Mercier témoigne : « J’aperçus une vilaine muraille, empreinte humiliante de servitude, qui coupait désagréablement et gâtait de belles promenades, qui interceptait l’air et la vue et parquait les citoyens comme on fait des moutons. Jadis la Chine éleva une muraille contre l’invasion des Tartares qui avaient bâti la muraille odieuse. Or, comme un système financier est toujours petit, puéril, misérable, qu’il n’y a rien de bas, de si cruel que cette espèce d’homme qui apportent les plus grands obstacles à la tranquillité et à la prospérité nationale, je condamnai tous les gens de finances à démolir cette muraille qui chagrinait le bon peuple, lequel était assez soumis et donnait assez d’argent pour qu’on lui épargnât cette douloureuse humiliation ; car on la regardait comme un malheur et comme un outrage. » (Sébastien Mercier, Songes et visions philosophiques, 1788).
On peut lire dans le Courrier de l'Europe du 4 juillet 1785 les lignes suivantes : « On assure que M. de Buffon a publiquement dit que ce projet serait nuisible à la salubrité de l’air de la capitale, en empêchant les courants d’air de porter hors de cette ville les évaporations malsaines d’une aussi grande population. Tous les médecins ont confirmé le dire du philosophe de Montbard et prétendent que cela ne peut être que très dangereux pour la capitale. Il paraît que le public verrait avec la plus grande satisfaction la cessation des travaux pour cette muraille. »
L’an 2440 (Louis-Sébastian Mercier)
Il se considérait comme « le plus grand livrier de France ». Ce terme péjoratif semble convenir à cet écrivain fécond qui publia plus de cent titres dont un Tableau de Paris sur lequel est encore fondé sa réputation.
L’An 2440 paraît sans nom d’auteur en 1770. Complété en 1786, il est présenté comme un « rêve s’il en fut jamais » et décrit le Paris transformé dont rêve en effet le narrateur. Ce roman est moins une utopie qu’un récit d’anticipation. Mercier imagine ce que pourra devenir la France si elle emprunte les voies d’un certain progrès. On visite un Paris amélioré au cours des siècles. Proche de l’idéologie des Lumières, il considère que l’Histoire peut favoriser le bonheur des hommes, pour peu que ceux-ci obéissent à certaines exigences de la raison.

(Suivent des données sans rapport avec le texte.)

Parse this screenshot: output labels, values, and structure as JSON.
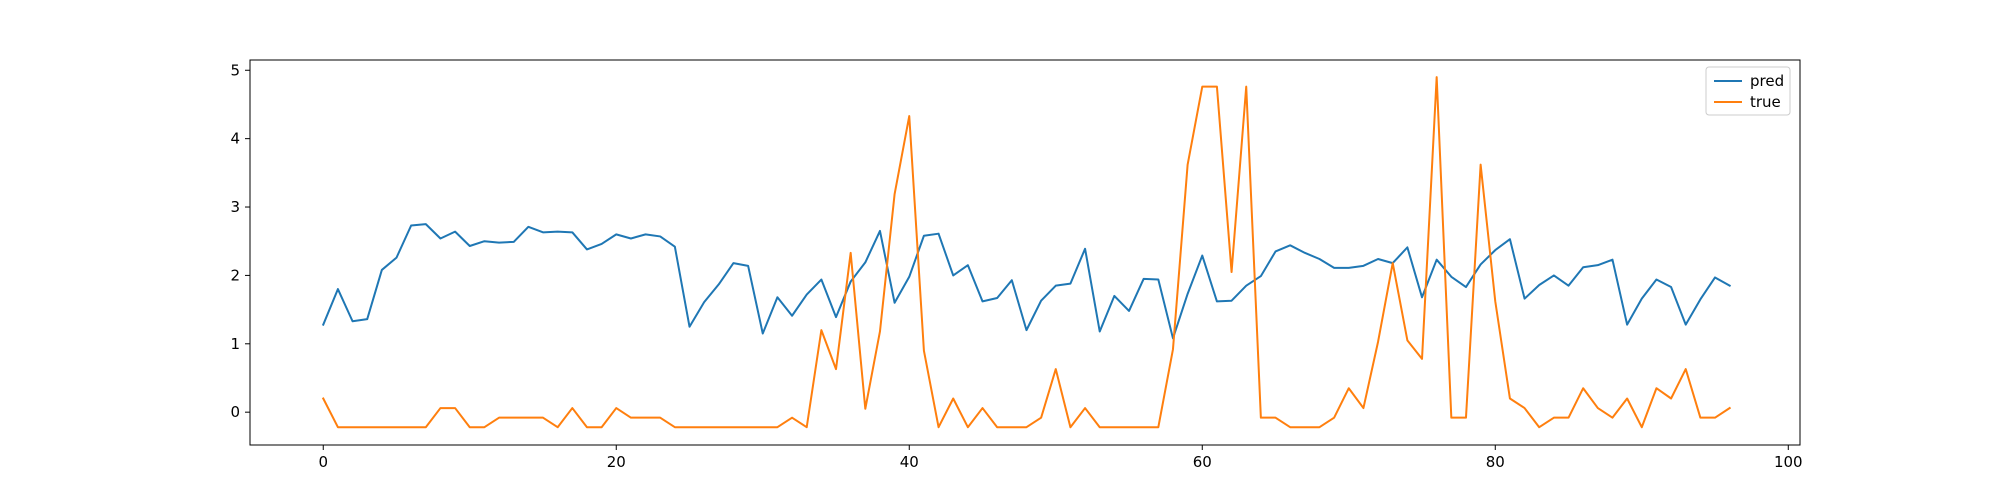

Au chapitre 30, le songe introduit le lecteur dans « la bibliothèque du roi » (il y en a encore un, mais éclairé) de dimensions modestes. Car on a brûlé de nombreux ouvrages « frivoles, ou inutiles, ou dangereux ». Entassés, leur pyramide composa « une nouvelle tour de Babel » : ce « sacrifice expiatoire offert à la vérité, au bon sens, au vrai goût » avait aussi pour but d’empêcher toute discorde et d‘unifier les textes préservés en un discours cohérent et univoque.
Se profile donc un penchant pour la pensée unique. Ont été ainsi livrés aux flammes Hérodote, Aristophane, Lucrèce, Cicéron, Catulle, Pétrone, Bossuet et d’autres sceptiques ou historiens. On a conservé Homère, Sophocle, Platon, Démosthène, Virgile, Pline, Tite-Live, Milton, Shakespeare, Descartes, Corneille, Racine, Molière, La Fontaine, Rousseau, Voltaire (épuré), Montaigne (allégé).
La bibliothèque sauvée par Mercier exclut tout ce qui pourrait inciter l’esprit à l’incertitude et au doute. Mercier expulse les poètes de la société future.
L’An 2440 est mis à l’index en 1773, ô ironie !
Sources : Jean-Claude Bonnet, Louis-Sébastien Mercier, un hérétique en littérature, Mercure de France, 1995.